Now as a general rule of thumb, I like musicals – I like them very much. But as another general rule of thumb, musicals live and die based on how good the songs are, and while I do have some very positive things to say about Jingle Jangle (stick with this review, heavy praise is coming), let me get some of the negative out of the way first: The songs in this film are a bit of a bust.
I feel it is important to note this straight away, because the music is a big element of this picture and of all the things this film does right, it fumbles when it comes to the songs. They’re not awful, and a couple of the tunes are proper belters, but often they are hollow and forgettable and this is a huge shame.

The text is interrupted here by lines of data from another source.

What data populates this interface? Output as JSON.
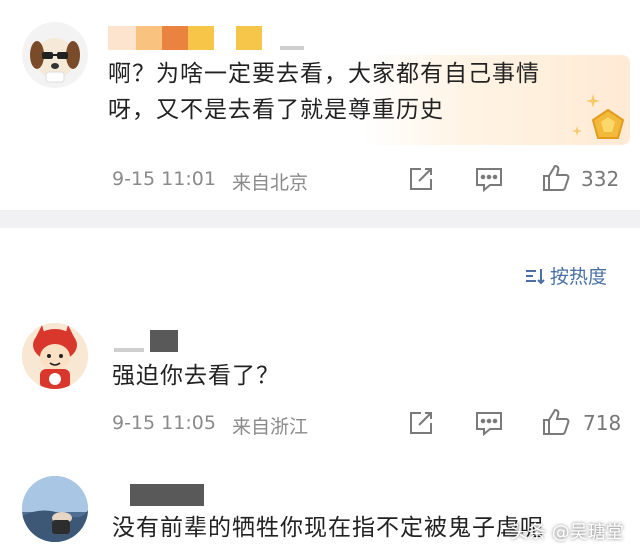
{
  "comments": [
    {
      "text_line1": "啊？为啥一定要去看，大家都有自己事情",
      "text_line2": "呀，又不是去看了就是尊重历史",
      "time": "9-15 11:01",
      "location": "来自北京",
      "likes": "332",
      "avatar_icon": "beagle-dog-avatar",
      "name_colors": [
        "#fde4cf",
        "#f9c27f",
        "#e9833f",
        "#f7c548",
        "#ffffff",
        "#f5c64a"
      ]
    },
    {
      "text": "强迫你去看了？",
      "time": "9-15 11:05",
      "location": "来自浙江",
      "likes": "718",
      "avatar_icon": "cartoon-child-avatar"
    },
    {
      "text": "没有前辈的牺牲你现在指不定被鬼子虐呢",
      "avatar_icon": "landscape-photo-avatar"
    }
  ],
  "sort": {
    "label": "按热度"
  },
  "watermark": {
    "text": "头条 @吴瑭堂"
  },
  "colors": {
    "accent": "#4a6fa5",
    "meta": "#8a8a8a",
    "band": "#f1f1f3"
  }
}
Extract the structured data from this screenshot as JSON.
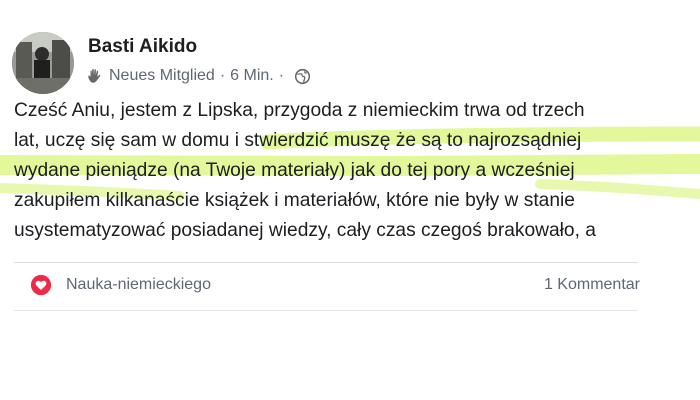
{
  "post": {
    "author": "Basti Aikido",
    "badge": "Neues Mitglied",
    "separator": "·",
    "time": "6 Min.",
    "audience_icon": "globe-icon",
    "badge_icon": "waving-hand-icon",
    "body_lines": [
      "Cześć Aniu, jestem z Lipska, przygoda z niemieckim trwa od trzech",
      "lat, uczę się sam w domu i stwierdzić muszę że są to najrozsądniej",
      "wydane pieniądze (na Twoje materiały) jak do tej pory a wcześniej",
      "zakupiłem kilkanaście książek i materiałów, które nie były w stanie",
      "usystematyzować posiadanej wiedzy, cały czas czegoś brakowało, a"
    ]
  },
  "footer": {
    "topic_icon": "heart-icon",
    "topic": "Nauka-niemieckiego",
    "comments": "1 Kommentar"
  },
  "colors": {
    "highlight": "#d9f57a",
    "text": "#1c1e21",
    "meta": "#606770",
    "heart": "#f02849"
  }
}
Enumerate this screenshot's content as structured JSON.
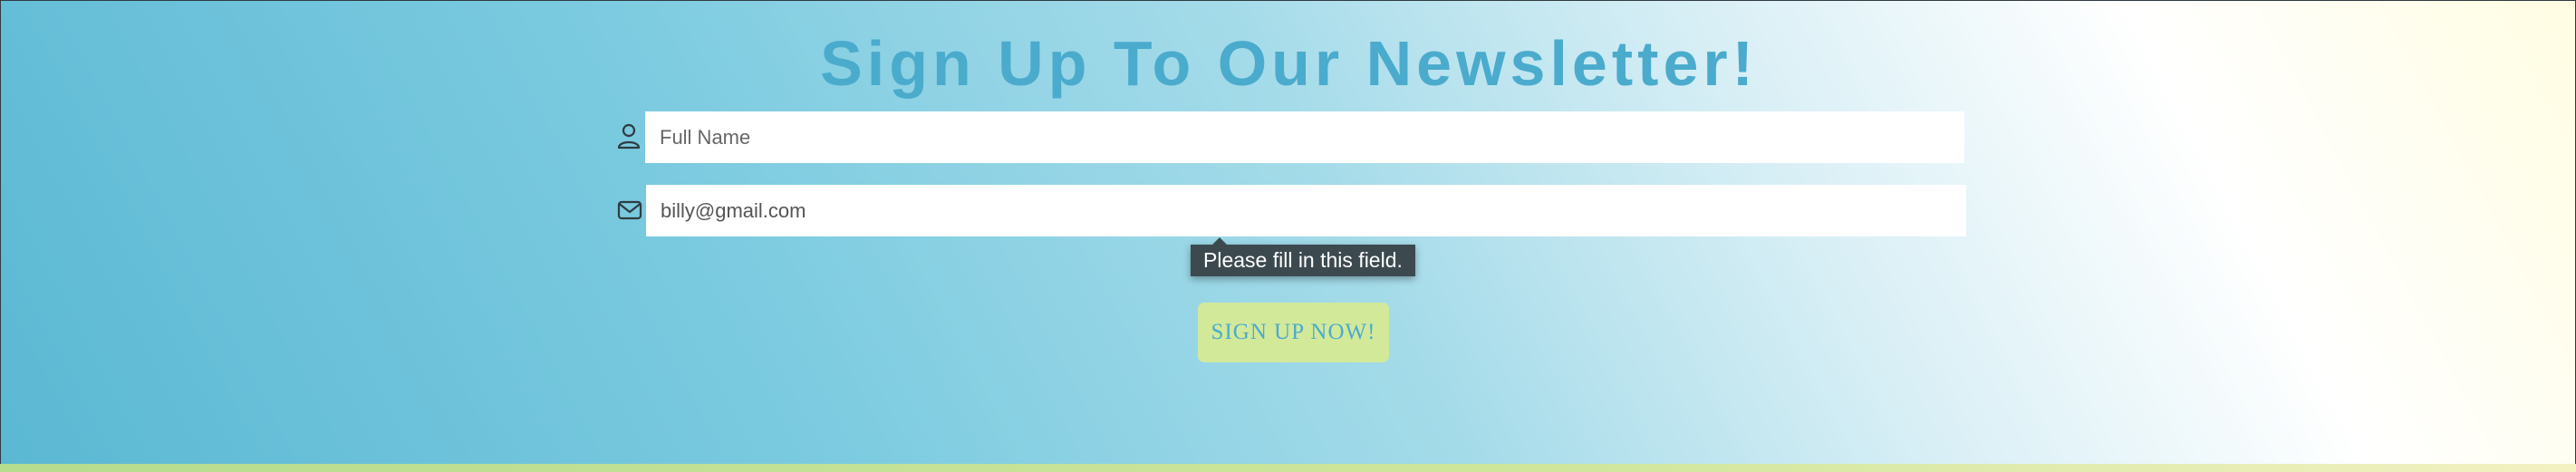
{
  "newsletter": {
    "title": "Sign Up To Our Newsletter!",
    "name_field": {
      "placeholder": "Full Name",
      "value": ""
    },
    "email_field": {
      "placeholder": "",
      "value": "billy@gmail.com"
    },
    "validation_tooltip": "Please fill in this field.",
    "submit_label": "SIGN UP NOW!"
  },
  "icons": {
    "name": "user-icon",
    "email": "envelope-icon"
  },
  "colors": {
    "title": "#4aabcd",
    "button_bg": "#d3e99a",
    "button_text": "#4aabcd",
    "tooltip_bg": "#3c4a50"
  }
}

Had Jingle Jangle nailed its soundtrack, with crowd pleasing music akin to say, The Greatest Showman (2017), then I would be opening this review on a far more positive note. Instead I can only say that to begin with the songs almost soured me on this movie, and I nearly turned it off after 30 minutes.
But I didn’t switch off the film, and I am glad that I stuck with it, because moving beyond the early musical misfires, this film – and eventually the songs – found a groove that worked. In fact, as Jingle Jangle shifted towards the latter half of the story, not only did the songs improve, my appreciation for the picture also increased – and especially when it came to the visuals.

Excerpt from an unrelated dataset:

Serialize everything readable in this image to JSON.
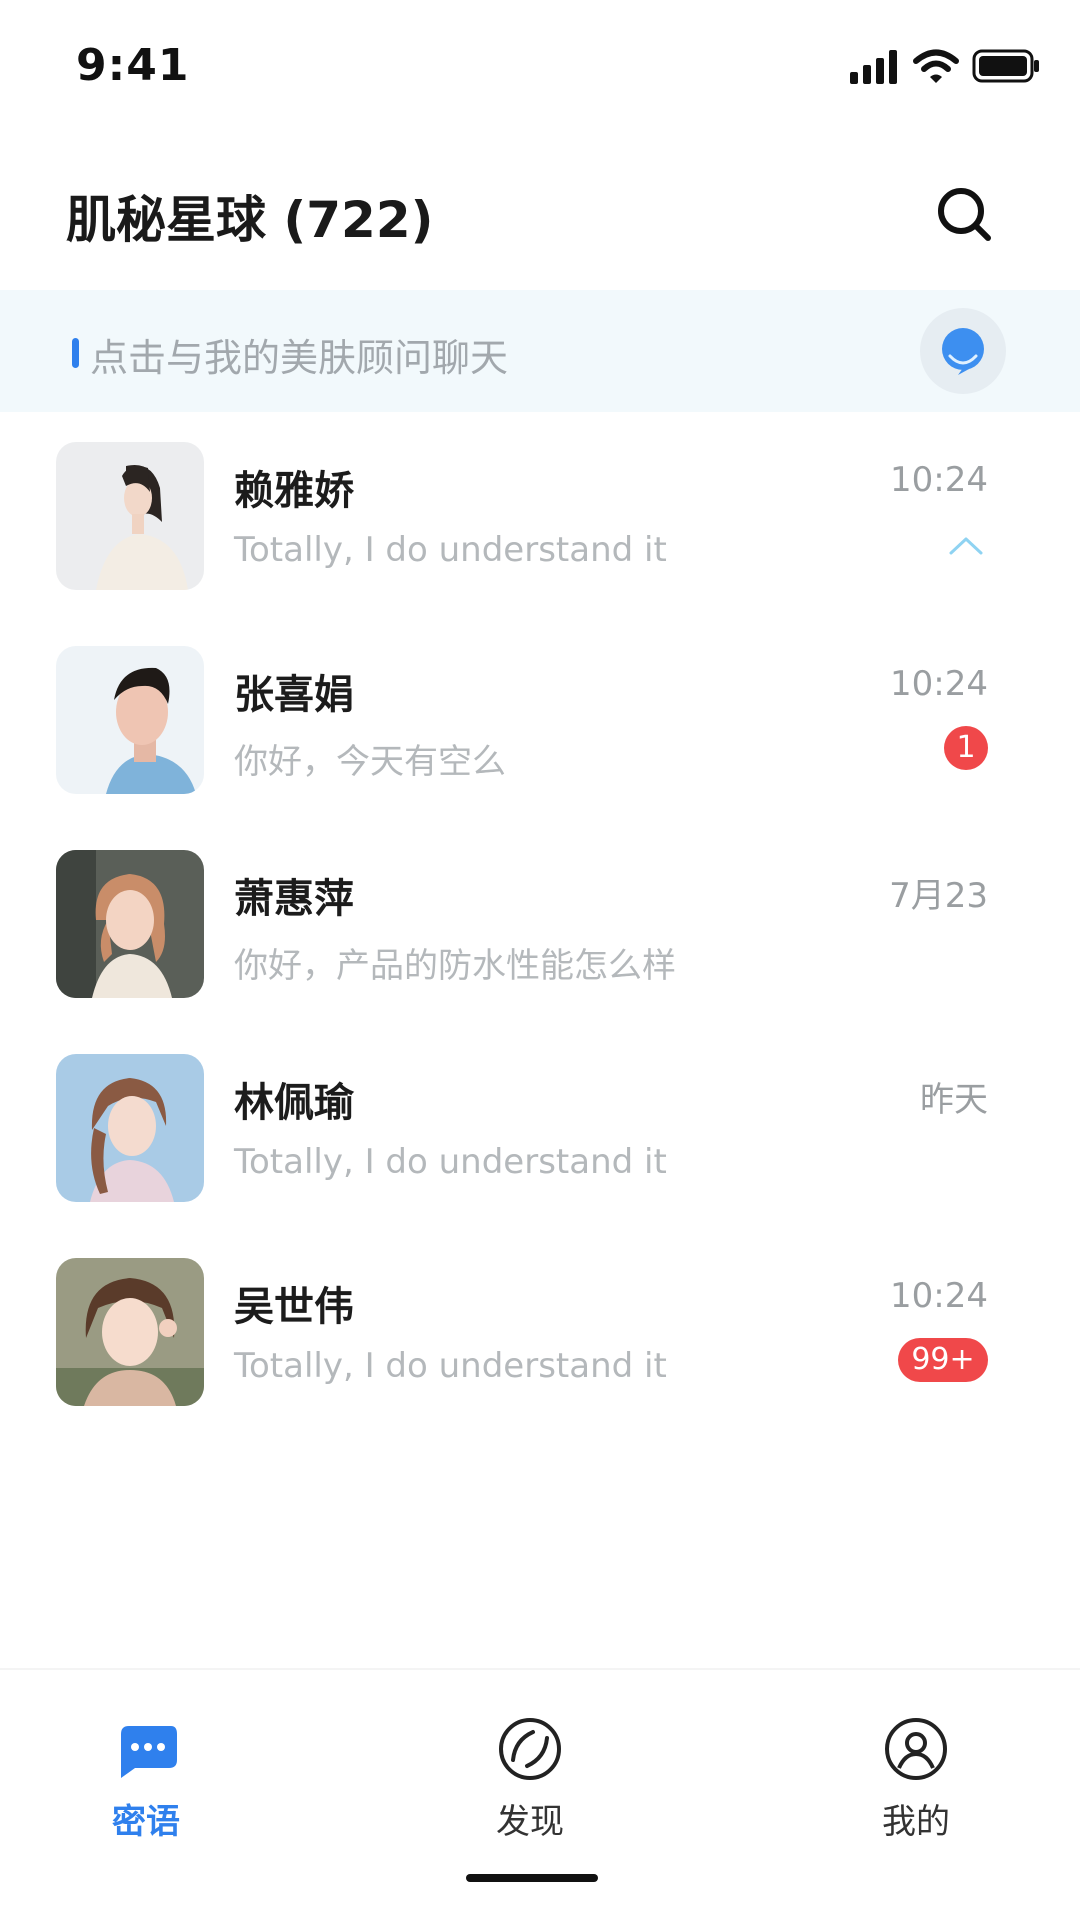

Boy oh boy, is this movie gorgeous. It is as if the director blended Oliver! (1968), with Willy Wonka & the Chocolate Factory (1971), mixed in a dash of Mr. Magorium’s Wonder Emporium (2007), then dipped the concoction in a Marks & Spencer Christmas advert.

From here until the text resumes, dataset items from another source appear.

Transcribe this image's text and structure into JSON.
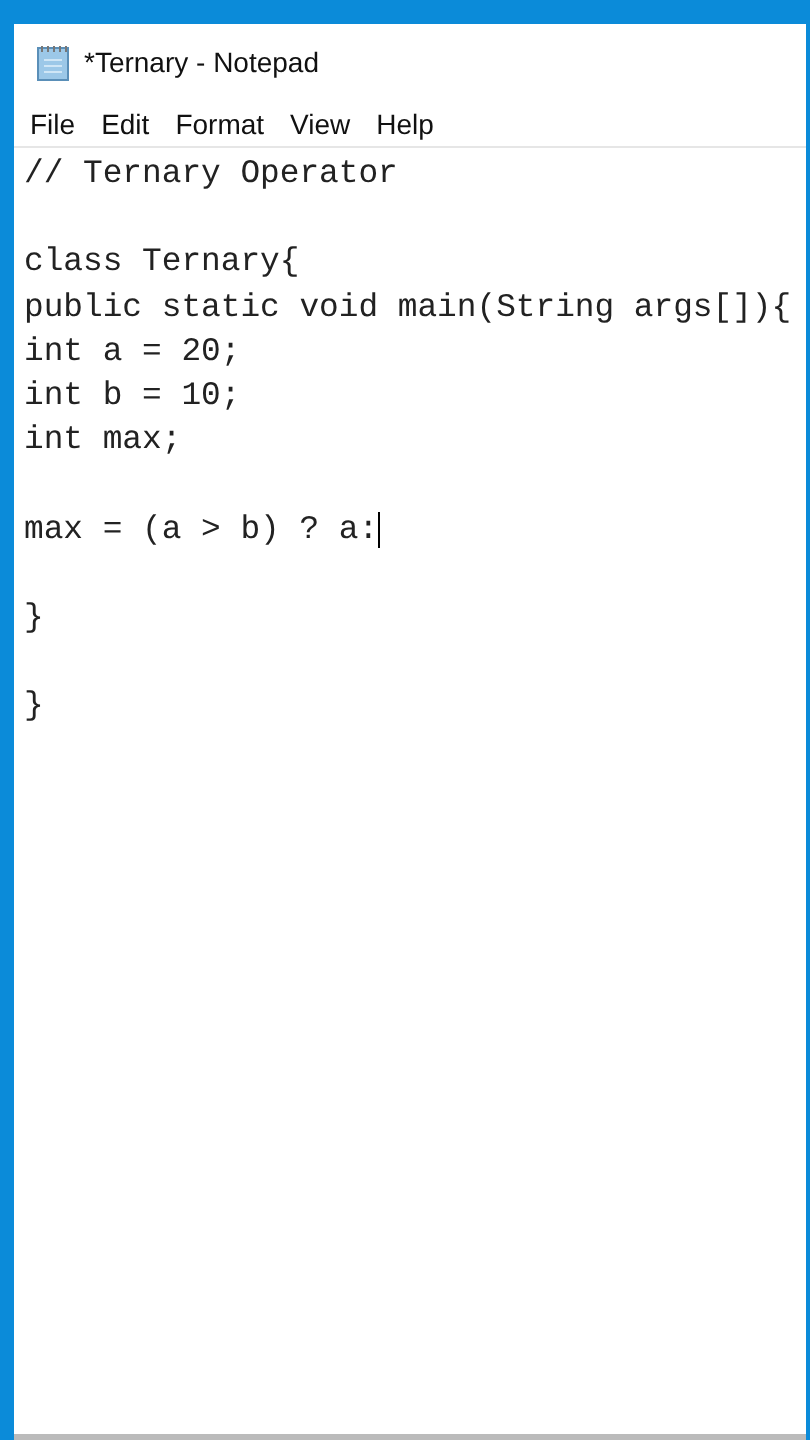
{
  "window": {
    "title": "*Ternary - Notepad"
  },
  "menu": [
    "File",
    "Edit",
    "Format",
    "View",
    "Help"
  ],
  "editor": {
    "lines": [
      {
        "text": "// Ternary Operator",
        "blank_before": false,
        "caret": false
      },
      {
        "text": "class Ternary{",
        "blank_before": true,
        "caret": false
      },
      {
        "text": "public static void main(String args[]){",
        "blank_before": false,
        "caret": false
      },
      {
        "text": "int a = 20;",
        "blank_before": false,
        "caret": false
      },
      {
        "text": "int b = 10;",
        "blank_before": false,
        "caret": false
      },
      {
        "text": "int max;",
        "blank_before": false,
        "caret": false
      },
      {
        "text": "max = (a > b) ? a:",
        "blank_before": true,
        "caret": true
      },
      {
        "text": "}",
        "blank_before": true,
        "caret": false
      },
      {
        "text": "}",
        "blank_before": true,
        "caret": false
      }
    ]
  }
}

The sheer amount of joy I got from just soaking up the visuals in this film is difficult to quantify. So much is thrown at the screen, so much detail layered into each scene, that the whole thing felt like a fondant-filled dream world.
The lighting, the costumes, the set design – all of it is superb. I challenge anyone to find fault with the look of this movie.
If you simply want something that screams Christmas, then Jingle Jangle is for you. It is a warm hug on a snow-covered day, wrapped in tinsel and tied off with a bow.
But it’s not just the visuals that work, the cast are also brilliant. Not one single actor feels out of place or miscast and young actress, Madalen Mills, who plays the role of the toy maker’s granddaughter, is just excellent.
So, with so much working for it, even after those initial bumps in the road, I loved this movie, right? No.
While there are large parts of the film that I really, really, really liked, I never felt as invested in the picture as I know I should have been. Even if I ignored the problems with the songs, the story just felt too empty, and that is never a good thing when there is a two-hour runtime to fill.
Had 30-minutes been trimmed from this picture, then the light-weight narrative wouldn’t have stuck out like a sore thumb. But as it stands, there is a little bit too much padding and this derails things.
Ultimately, Jingle Jangle is a well put-together, fine to watch, and certainly not offensive Christmas movie… which is so-so. The production design is stellar, but the story and the music are underwhelming.
For me, Jingle Jangle is the sort of movie that you stumble across on a Saturday afternoon on ITV2. You miss the first hour, you’re not entirely sure what’s going on in the second, but you leave it playing and by the end you feel you have seen enough.
Enjoy the incredible beauty of the sets and the costumes, marvel at the cast, but don’t worry too much about the rest. Stick it on while you wrap your presents or decorate your tree and you’ll have a good time.